Having an online persona is new to me. It’s strange and wonderful in so many ways. It can also be painful and damaging at times, particularly when I don’t feel like I can faithfully represent myself. My offline activism doesn’t get the same weight as what I do on the internet. The irony of that sometimes is painful.

Take this weekend for example. At the same time as there were really difficult and strong criticisms being made about me and my writing about issues of gender and transphobia, I was at the board meeting for Sistersong. While things were being written about me that I couldn’t fully respond to or engage in because of my commitment to this organization, I was doing the work of engaging with a WOC organization around issues of gender identity and trans inclusion. I pushed forward the conversation about gender variance and inclusion—a conversation that feminist and women’s organizations are being forced to take on, rightfully so. I feel a responsibility to push these conversations with whatever influence I have in those spaces, because I know it is vital and important to the work of feminism, and important to me as a member of the gender variant community.

How do I hold that work along with what is said about me on the internet?

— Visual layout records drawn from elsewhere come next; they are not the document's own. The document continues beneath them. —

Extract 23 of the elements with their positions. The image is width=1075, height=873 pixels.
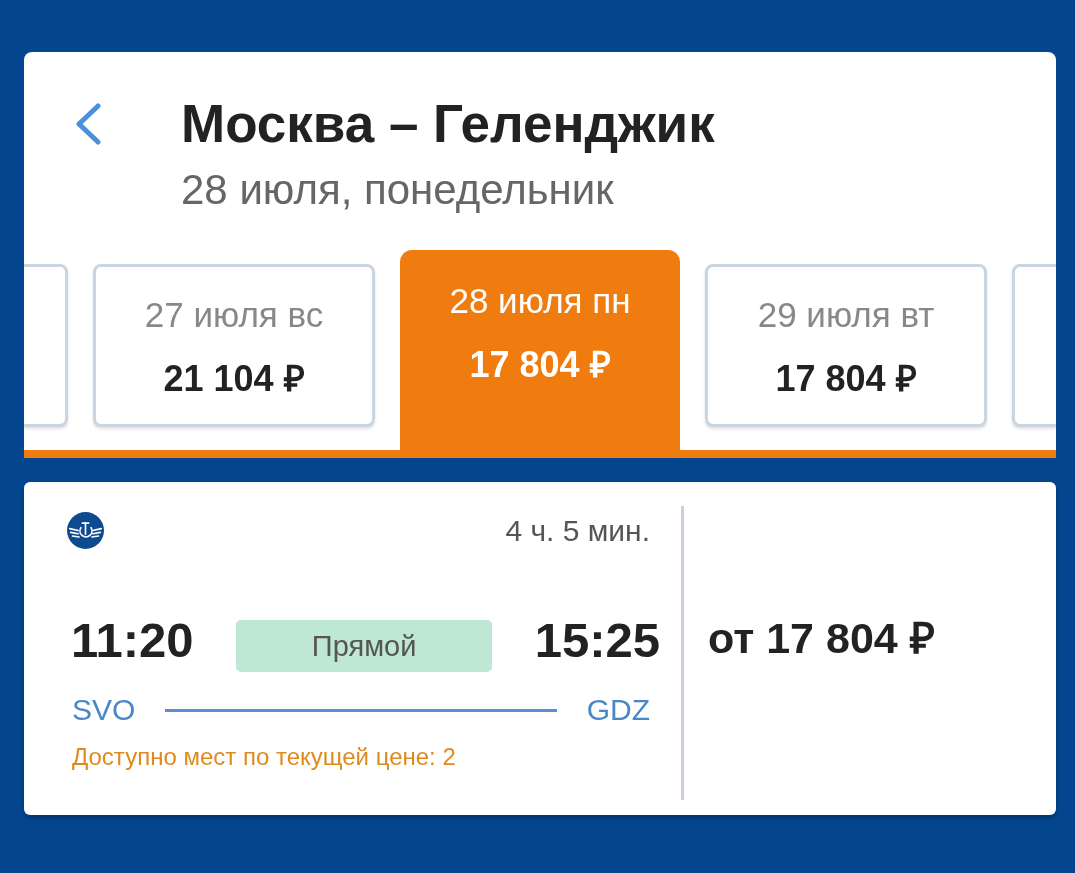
tab-date: 28 июля пн [449, 281, 631, 321]
date-tab[interactable] [24, 264, 68, 427]
seats-note: Доступно мест по текущей цене: 2 [71, 742, 457, 772]
arrival-airport: GDZ [586, 692, 650, 728]
tab-price: 17 804 ₽ [775, 359, 917, 399]
flight-card[interactable]: 4 ч. 5 мин. 11:20 Прямой 15:25 SVO GDZ Доступно мест по текущей цене: 2 от 17 804 ₽ [24, 482, 1056, 815]
arrival-time: 15:25 [534, 612, 660, 668]
airline-logo-icon [67, 512, 104, 549]
date-tab[interactable]: 29 июля вт 17 804 ₽ [705, 264, 987, 427]
departure-time: 11:20 [71, 612, 194, 668]
route-date: 28 июля, понедельник [181, 166, 615, 214]
flight-duration: 4 ч. 5 мин. [505, 512, 650, 549]
departure-airport: SVO [72, 692, 136, 728]
tab-price: 17 804 ₽ [469, 345, 611, 385]
back-icon [74, 103, 102, 145]
tab-date: 27 июля вс [144, 295, 324, 335]
date-tab[interactable]: 27 июля вс 21 104 ₽ [93, 264, 375, 427]
tab-date: 29 июля вт [757, 295, 935, 335]
direct-flight-badge: Прямой [236, 620, 493, 672]
date-tab[interactable] [1012, 264, 1056, 427]
flight-price: от 17 804 ₽ [708, 614, 935, 662]
route-title: Москва – Геленджик [181, 94, 715, 154]
tab-price: 21 104 ₽ [163, 359, 305, 399]
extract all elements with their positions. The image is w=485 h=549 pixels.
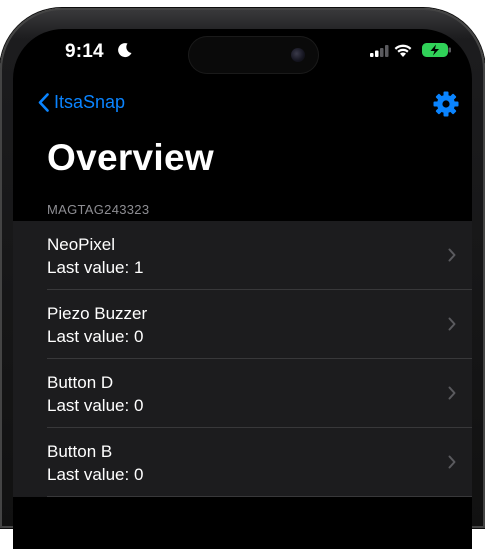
separator [47, 496, 472, 497]
item-value: Last value: 0 [47, 465, 144, 484]
phone-frame: 9:14 ItsaSnap Overview MAGTAG243323 NeoP… [0, 8, 485, 549]
list-item[interactable]: NeoPixel Last value: 1 [13, 221, 472, 290]
back-button[interactable]: ItsaSnap [38, 92, 125, 113]
list-item[interactable]: Button D Last value: 0 [13, 359, 472, 428]
back-button-label: ItsaSnap [54, 92, 126, 112]
page-title: Overview [47, 137, 214, 178]
screen: 9:14 ItsaSnap Overview MAGTAG243323 NeoP… [13, 29, 472, 549]
section-header: MAGTAG243323 [47, 202, 150, 217]
item-value: Last value: 0 [47, 396, 144, 415]
item-value: Last value: 1 [47, 258, 144, 277]
moon-icon [118, 43, 132, 58]
chevron-right-icon [448, 455, 456, 469]
list-item[interactable]: Button B Last value: 0 [13, 428, 472, 497]
item-value: Last value: 0 [47, 327, 144, 346]
item-name: NeoPixel [47, 235, 116, 254]
chevron-right-icon [448, 248, 456, 262]
status-time: 9:14 [65, 41, 104, 62]
camera-icon [291, 48, 305, 62]
list-item[interactable]: Piezo Buzzer Last value: 0 [13, 290, 472, 359]
device-list: NeoPixel Last value: 1 Piezo Buzzer Last… [13, 221, 472, 497]
item-name: Button D [47, 373, 114, 392]
signal-icon [370, 45, 389, 57]
battery-charging-icon [422, 43, 451, 57]
wifi-icon [394, 44, 412, 57]
chevron-right-icon [448, 386, 456, 400]
dynamic-island [188, 36, 319, 74]
chevron-right-icon [448, 317, 456, 331]
chevron-left-icon [38, 93, 49, 112]
gear-icon[interactable] [432, 90, 460, 118]
item-name: Button B [47, 442, 113, 461]
item-name: Piezo Buzzer [47, 304, 148, 323]
status-bar: 9:14 [13, 29, 472, 81]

Being in the public eye means there will be criticism. I’m accepting that. At the same time I’m remembering why I write, what ideas and beliefs motivate me and what my agenda is. I do have an agenda, and I won’t pretend that I don’t. That doesn’t mean I’m not open to discussion, or pushback, or dialogue. But I also won’t let myself live on the defensive, or only in response to others. If my agenda doesn’t speak to you, if my philosophy doesn’t jive with yours, you can engage with me and you can also choose to leave.

I won’t be bullied into responding on someone else’s terms. I do the best I can to be faithful to the online communities I’m a part of. I’m limited by my offline commitments to my activism, to my work, to my life and my self-care. The truth is that for some people, nothing I do will ever be enough. I have to sit with that and know it’s true and there’s nothing I can do to change that fact.

I’m sure I’m going to screw up along the way, as we all do. Call me out, say how you feel about something I did or said. But personal attacks and vendettas aren’t going to be where I engage.

I remain committed to why I began this work in the first place. Because I have something to say. I know that what I say may not fall favorably on the ears of every person. That’s fine.

But sometimes, in these tough moments when I feel like shutting down to protect myself from the drama, from the internet and it’s anonymity (which protects everyone but those of us who have put ourselves out there) I have to remind myself why I came to this part of my activism in the first place.